„Diese Regierung ist im Grunde genommen fertig“, meint CSU-Chef Söder. Die Union hält Neuwahlen nach der Europawahl für notwendig – die Entscheidung trifft aber jemand anderes.
Die Ampelparteien haben in der Europawahl deutliche Verluste eingefahren. Die Kanzlerpartei SPD kam auf lediglich 13,9 Prozent der Stimmen und landete damit hinter der Union und der AfD auf dem dritten Platz. Die Grünen erzielten 11,9 Prozent, die FDP 5,2 Prozent.
Obwohl es das Ergebnis einer Europawahl ist, brodelt es nun auch in der Bundespolitik: Aus der Opposition werden Stimmen laut, die Neuwahlen fordern. „Diese Regierung ist im Grunde genommen fertig“, sagte beispielsweise CSU-Chef Markus Söder. Doch wie würde es zu Neuwahlen kommen und wie wahrscheinlich sind solche Szenarien? t-online gibt einen Überblick:
Bei der Vertrauensfrage hängt alles an Olaf Scholz. Mit dieser kann sich der Kanzler vergewissern, ob seine Politik noch vom Bundestag unterstützt wird. Stellt er sich im Parlament der Vertrauensfrage und wird ihm das Vertrauen dann von der Mehrheit der Bundestagsabgeordneten tatsächlich entzogen, kann Scholz den Bundespräsidenten Frank-Walter Steinmeier um die Auflösung des Bundestages und um Neuwahlen bitten. Dieser kann dann innerhalb von 21 Tagen das Parlament auflösen, sodass es neu gewählt werden muss.
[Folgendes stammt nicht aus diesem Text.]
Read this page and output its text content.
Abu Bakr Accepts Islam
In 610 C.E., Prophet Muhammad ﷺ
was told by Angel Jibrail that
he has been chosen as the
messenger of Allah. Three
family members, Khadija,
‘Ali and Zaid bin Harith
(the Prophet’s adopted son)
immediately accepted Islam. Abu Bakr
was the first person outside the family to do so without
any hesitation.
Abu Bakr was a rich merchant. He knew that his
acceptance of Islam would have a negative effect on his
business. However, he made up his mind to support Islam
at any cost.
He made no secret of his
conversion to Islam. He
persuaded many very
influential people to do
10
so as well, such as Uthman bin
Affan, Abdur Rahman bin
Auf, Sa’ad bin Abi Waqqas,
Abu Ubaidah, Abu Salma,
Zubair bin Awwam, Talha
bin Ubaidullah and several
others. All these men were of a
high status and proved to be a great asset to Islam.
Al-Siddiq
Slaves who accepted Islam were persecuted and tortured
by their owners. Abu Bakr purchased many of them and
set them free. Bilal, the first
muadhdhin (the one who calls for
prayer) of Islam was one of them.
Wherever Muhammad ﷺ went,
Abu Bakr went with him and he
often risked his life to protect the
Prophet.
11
Das Recht zur Auflösung des Bundestages erlischt allerdings, wenn der Bundestag mit der Mehrheit seiner Mitglieder einen neuen Bundeskanzler wählt. Will der Kanzler den Bundestag aber gar nicht auflösen, stellt er sich einer solchen Vertrauensfrage nicht und es gibt keine Möglichkeit für Neuwahlen.
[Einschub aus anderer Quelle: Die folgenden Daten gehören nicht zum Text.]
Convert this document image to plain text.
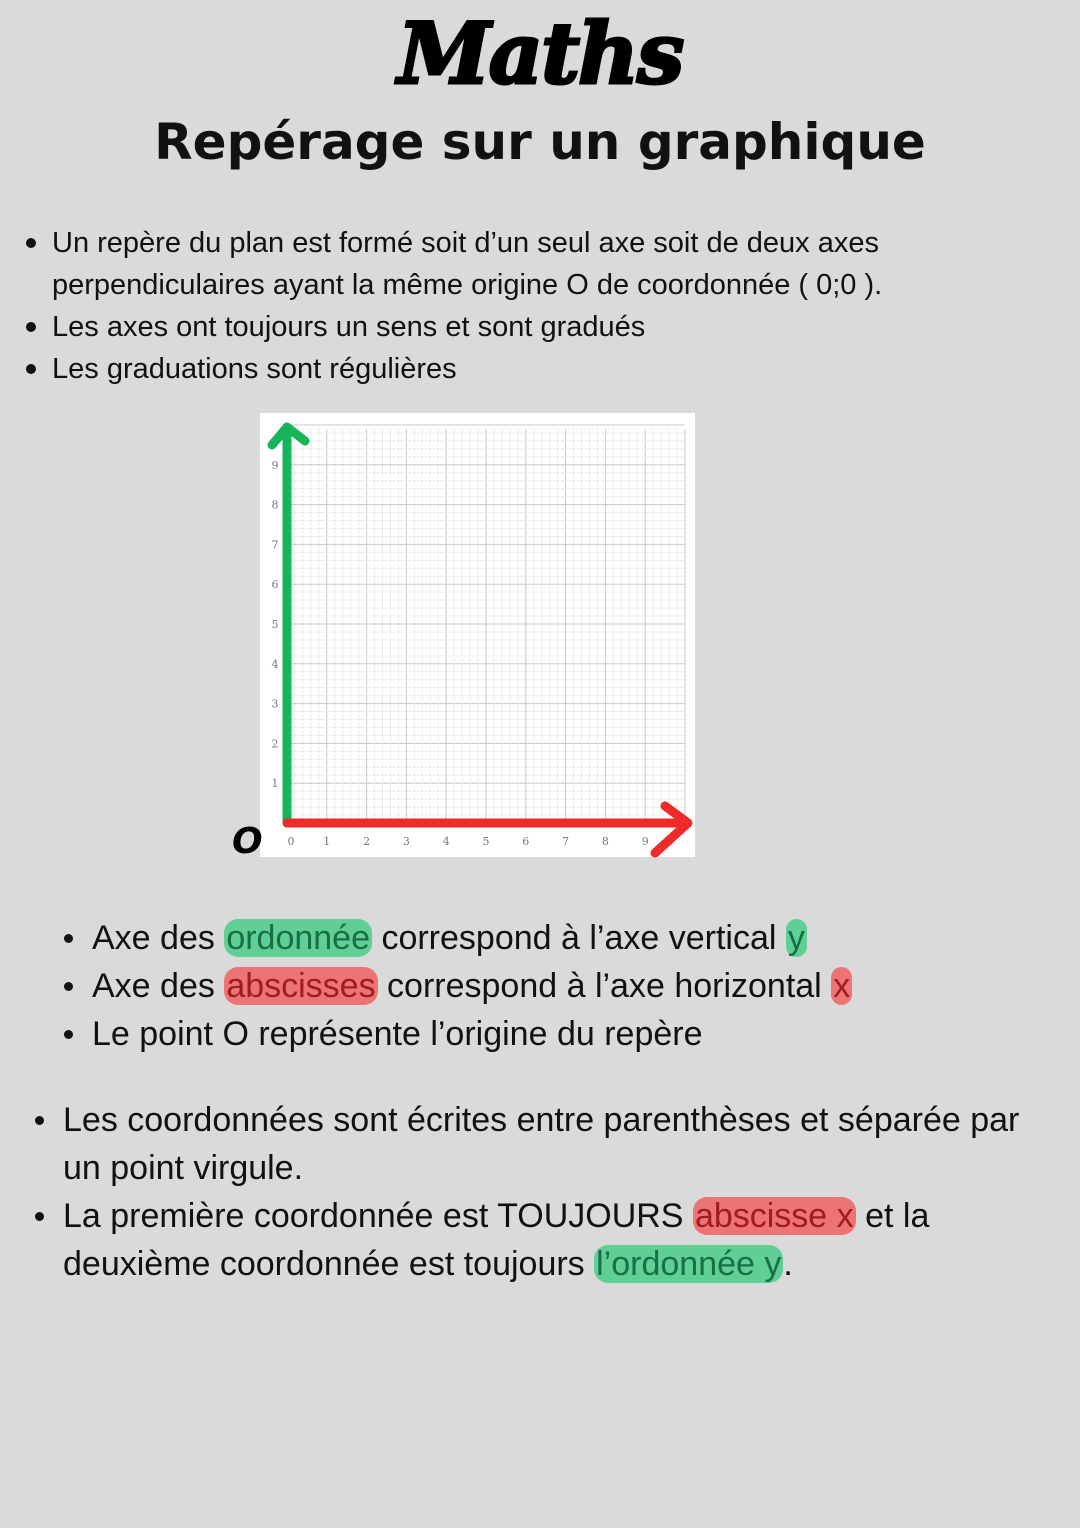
Maths
Repérage sur un graphique
Un repère du plan est formé soit d’un seul axe soit de deux axes perpendiculaires ayant la même origine O de coordonnée ( 0;0 ).
Les axes ont toujours un sens et sont gradués
Les graduations sont régulières
0	1	2	3	4	5	6	7	8	9
1
2
3
4
5
6
7
8
9
O
Axe des ordonnée correspond à l’axe vertical y
Axe des abscisses correspond à l’axe horizontal x
Le point O représente l’origine du repère
Les coordonnées sont écrites entre parenthèses et séparée par un point virgule.
La première coordonnée est TOUJOURS abscisse x et la deuxième coordonnée est toujours l’ordonnée y.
Bei dem konstruktiven Misstrauensvotum können die Bundestagsabgeordneten ohne das Zutun des Kanzlers agieren. Dabei können die Abgeordneten Olaf Scholz als Kanzler das Misstrauen aussprechen und ihn abberufen, wenn er das Vertrauen des Parlaments nicht mehr genießt. Voraussetzung ist allerdings, dass sich die Mitglieder des Bundestages auf einen neuen Regierungschef einigen – deshalb der Name „konstruktives Misstrauensvotum“.
In dem Fall, in dem sich die Mehrheit des Bundestages darauf einigt, den Bundeskanzler abzuberufen und sich auch auf einen Nachfolger oder eine Nachfolgerin einigt, würde der Bundestag dann den Bundespräsidenten Frank-Walter Steinmeier aufsuchen, ihn bitten, den Kanzler zu entlassen und den gewählten Nachfolger zu ernennen. Steinmeier müsste dieser Bitte nachkommen.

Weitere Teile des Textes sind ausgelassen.